Perhaps one of the most dramatic literary types, the Gothic style has fallen into an era of unpredictable and uneasy revolution that delicately builds the foundation of a horror story that was not seen in modern society. I like to stay a bedridden until the 7-year-old Bramstock artist and mother-in-law Mary Shelley flourish and produce revolutionary literary works in their revolution. Bram Stoker born in 1847 is a bedridden sick child 7 years old.

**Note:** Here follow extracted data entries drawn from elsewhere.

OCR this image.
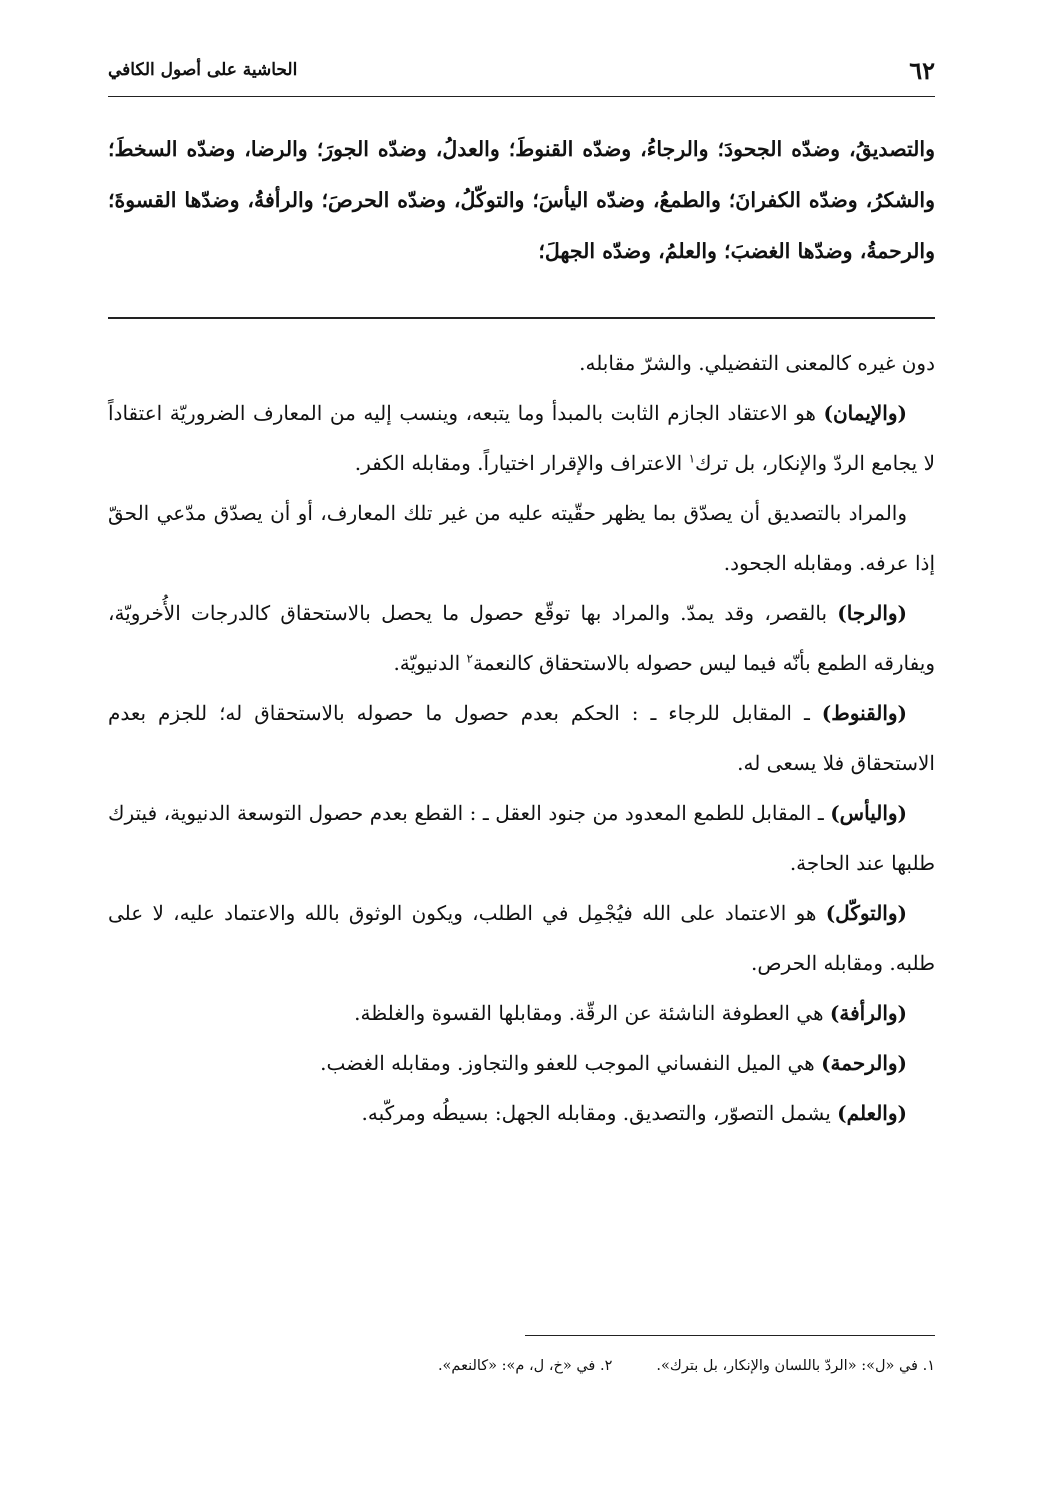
٦٢
الحاشية على أصول الكافي
والتصديقُ، وضدّه الجحودَ؛ والرجاءُ، وضدّه القنوطَ؛ والعدلُ، وضدّه الجورَ؛ والرضا، وضدّه السخطَ؛ والشكرُ، وضدّه الكفرانَ؛ والطمعُ، وضدّه اليأسَ؛ والتوكّلُ، وضدّه الحرصَ؛ والرأفةُ، وضدّها القسوةَ؛ والرحمةُ، وضدّها الغضبَ؛ والعلمُ، وضدّه الجهلَ؛

دون غيره كالمعنى التفضيلي. والشرّ مقابله.

(والإيمان) هو الاعتقاد الجازم الثابت بالمبدأ وما يتبعه، وينسب إليه من المعارف الضروريّة اعتقاداً لا يجامع الردّ والإنكار، بل ترك$^١$ الاعتراف والإقرار اختياراً. ومقابله الكفر.

والمراد بالتصديق أن يصدّق بما يظهر حقّيته عليه من غير تلك المعارف، أو أن يصدّق مدّعي الحقّ إذا عرفه. ومقابله الجحود.

(والرجا) بالقصر، وقد يمدّ. والمراد بها توقّع حصول ما يحصل بالاستحقاق كالدرجات الأُخرويّة، ويفارقه الطمع بأنّه فيما ليس حصوله بالاستحقاق كالنعمة$^٢$ الدنيويّة.

(والقنوط) ـ المقابل للرجاء ـ : الحكم بعدم حصول ما حصوله بالاستحقاق له؛ للجزم بعدم الاستحقاق فلا يسعى له.

(واليأس) ـ المقابل للطمع المعدود من جنود العقل ـ : القطع بعدم حصول التوسعة الدنيوية، فيترك طلبها عند الحاجة.

(والتوكّل) هو الاعتماد على الله فيُجْمِل في الطلب، ويكون الوثوق بالله والاعتماد عليه، لا على طلبه. ومقابله الحرص.

(والرأفة) هي العطوفة الناشئة عن الرقّة. ومقابلها القسوة والغلظة.

(والرحمة) هي الميل النفساني الموجب للعفو والتجاوز. ومقابله الغضب.

(والعلم) يشمل التصوّر، والتصديق. ومقابله الجهل: بسيطُه ومركّبه.

١. في «ل»: «الردّ باللسان والإنكار، بل بترك».
٢. في «خ، ل، م»: «كالنعم».
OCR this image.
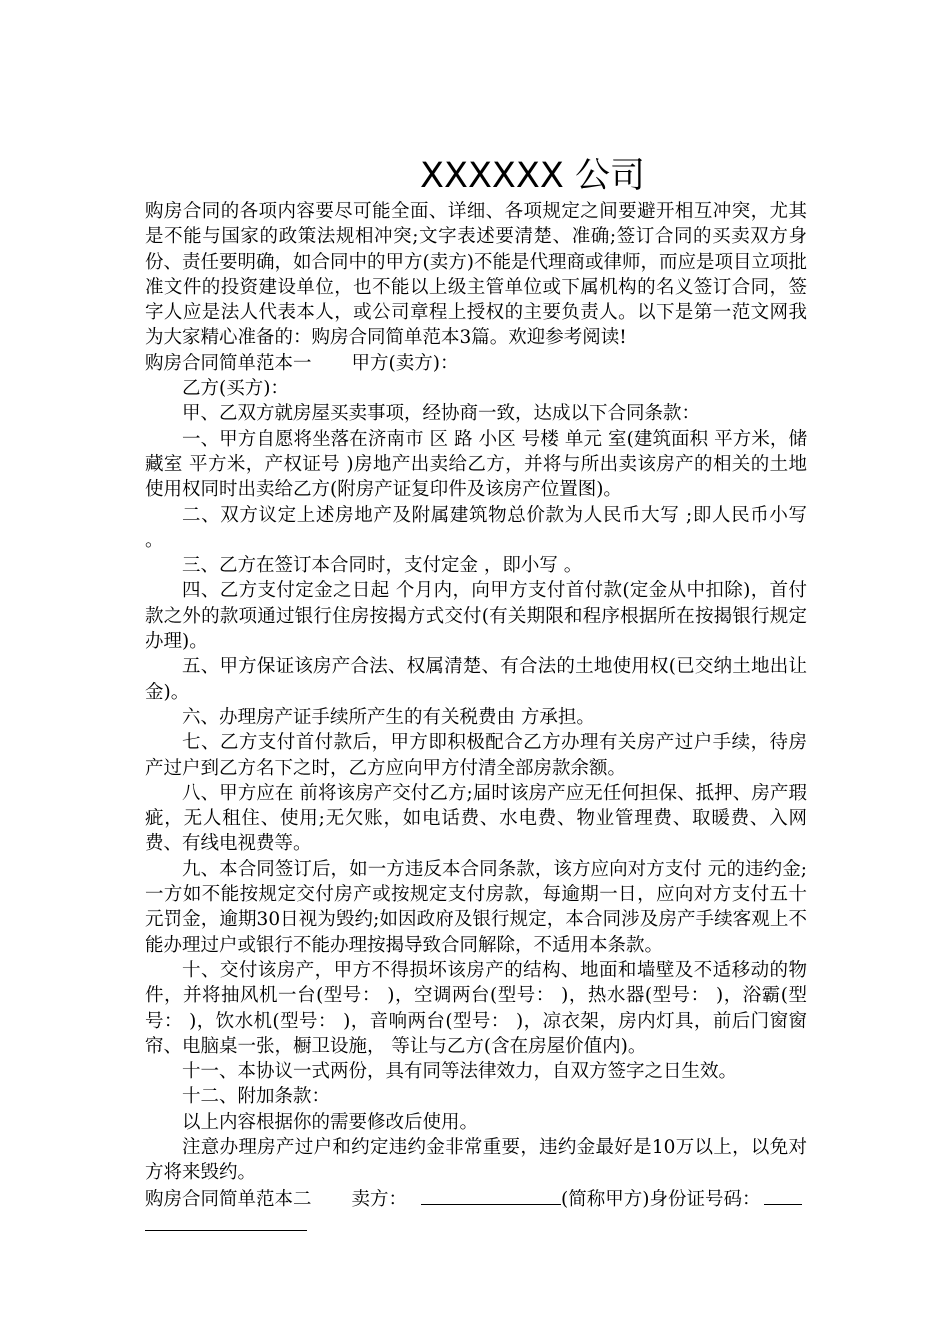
XXXXXX 公司

购房合同的各项内容要尽可能全面、详细、各项规定之间要避开相互冲突，尤其是不能与国家的政策法规相冲突;文字表述要清楚、准确;签订合同的买卖双方身份、责任要明确，如合同中的甲方(卖方)不能是代理商或律师，而应是项目立项批准文件的投资建设单位，也不能以上级主管单位或下属机构的名义签订合同，签字人应是法人代表本人，或公司章程上授权的主要负责人。以下是第一范文网我为大家精心准备的：购房合同简单范本3篇。欢迎参考阅读!

购房合同简单范本一 甲方(卖方)：

乙方(买方)：

甲、乙双方就房屋买卖事项，经协商一致，达成以下合同条款：

一、甲方自愿将坐落在济南市 区 路 小区 号楼 单元 室(建筑面积 平方米，储藏室 平方米，产权证号 )房地产出卖给乙方，并将与所出卖该房产的相关的土地使用权同时出卖给乙方(附房产证复印件及该房产位置图)。

二、双方议定上述房地产及附属建筑物总价款为人民币大写 ;即人民币小写 。

三、乙方在签订本合同时，支付定金 ，即小写 。

四、乙方支付定金之日起 个月内，向甲方支付首付款(定金从中扣除)，首付款之外的款项通过银行住房按揭方式交付(有关期限和程序根据所在按揭银行规定办理)。

五、甲方保证该房产合法、权属清楚、有合法的土地使用权(已交纳土地出让金)。

六、办理房产证手续所产生的有关税费由 方承担。

七、乙方支付首付款后，甲方即积极配合乙方办理有关房产过户手续，待房产过户到乙方名下之时，乙方应向甲方付清全部房款余额。

八、甲方应在 前将该房产交付乙方;届时该房产应无任何担保、抵押、房产瑕疵，无人租住、使用;无欠账，如电话费、水电费、物业管理费、取暖费、入网费、有线电视费等。

九、本合同签订后，如一方违反本合同条款，该方应向对方支付 元的违约金;一方如不能按规定交付房产或按规定支付房款，每逾期一日，应向对方支付五十元罚金，逾期30日视为毁约;如因政府及银行规定，本合同涉及房产手续客观上不能办理过户或银行不能办理按揭导致合同解除，不适用本条款。

十、交付该房产，甲方不得损坏该房产的结构、地面和墙壁及不适移动的物件，并将抽风机一台(型号： )，空调两台(型号： )，热水器(型号： )，浴霸(型号： )，饮水机(型号： )，音响两台(型号： )，凉衣架，房内灯具，前后门窗窗帘、电脑桌一张，橱卫设施， 等让与乙方(含在房屋价值内)。

十一、本协议一式两份，具有同等法律效力，自双方签字之日生效。

十二、附加条款：

以上内容根据你的需要修改后使用。

注意办理房产过户和约定违约金非常重要，违约金最好是10万以上，以免对方将来毁约。

购房合同简单范本二 卖方：	(简称甲方)身份证号码：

Evidence is used to closely analyze Mary Mary's "Frankenstein" and Bram Stoker's "Dracula" and explain why these two include Gothic Horror type features. In order to explain the characteristics of Gothic terrorism, I was asked to write an article to compare two Gothic horror novels "Frankenstein" and "Dracula". Frankenstein was written by Mary Sherry in 1818. Sherry was born in August 1797; during this time, the terror of Gothic type attracted a lot of attention. Shelly lost his child's sentiment and wrote Frankenstein, so he got inspiration. Shelly wants to reproduce the body's animation through roles or winners. The fact that this novel belongs to the Gothic horror movie may be the influence of that writing period. This episode contains a conflict within Frankenstein. Because of his affection for science, he resurrected part of the corpse and formed monsters like living things.
The most common novel compared to Dracula is Frankenstein of Mary Sherry, published about 188 years from Dracula in 1818. Like Dracula, Frankenstein is a letter in a novel that includes the first person to talk to scary monsters. Both novels contain a typical 'gothic' element like the ancient castle and have an unimpeded natural landscape; neither is the interaction between "science" (or "rationality") and superstition It is a consideration for. However, the fact that Dracula was written in the end actually masks the foundation of Dracula in today's Romanian mythology, including the mention of "Vampire". On the other hand, Frankenstein is more or less Sherry's invention, but it explains the ancient story of making humans with inactive substances, including the myth of "Pygmalion", more broadly.
I mention the strange story of Mary Shelley's Frankenstein (published in 1818, revised in 1834), Dr. Jekyll and Hyde's Robert Louis Stevenson (1887), and of course Dracula. Love rum stock (1897). When briefly explaining these three pieces, I regard the doctor as a monster manufacturer, a doctor as a monster, a doctor as a hunter and a monster murderer. At the turn of the 19th century, Victor Frankenstein was portrayed as an excellent young scholar at Ingolstadt University. He specializes in chemistry for two years and continues to study anatomy and physiology. He examines the process of death, finds the secret of life itself, and makes people from the collected body parts. The selected part is perfect, but the whole is difficult to see, and the creator gave up on her fear and disgust.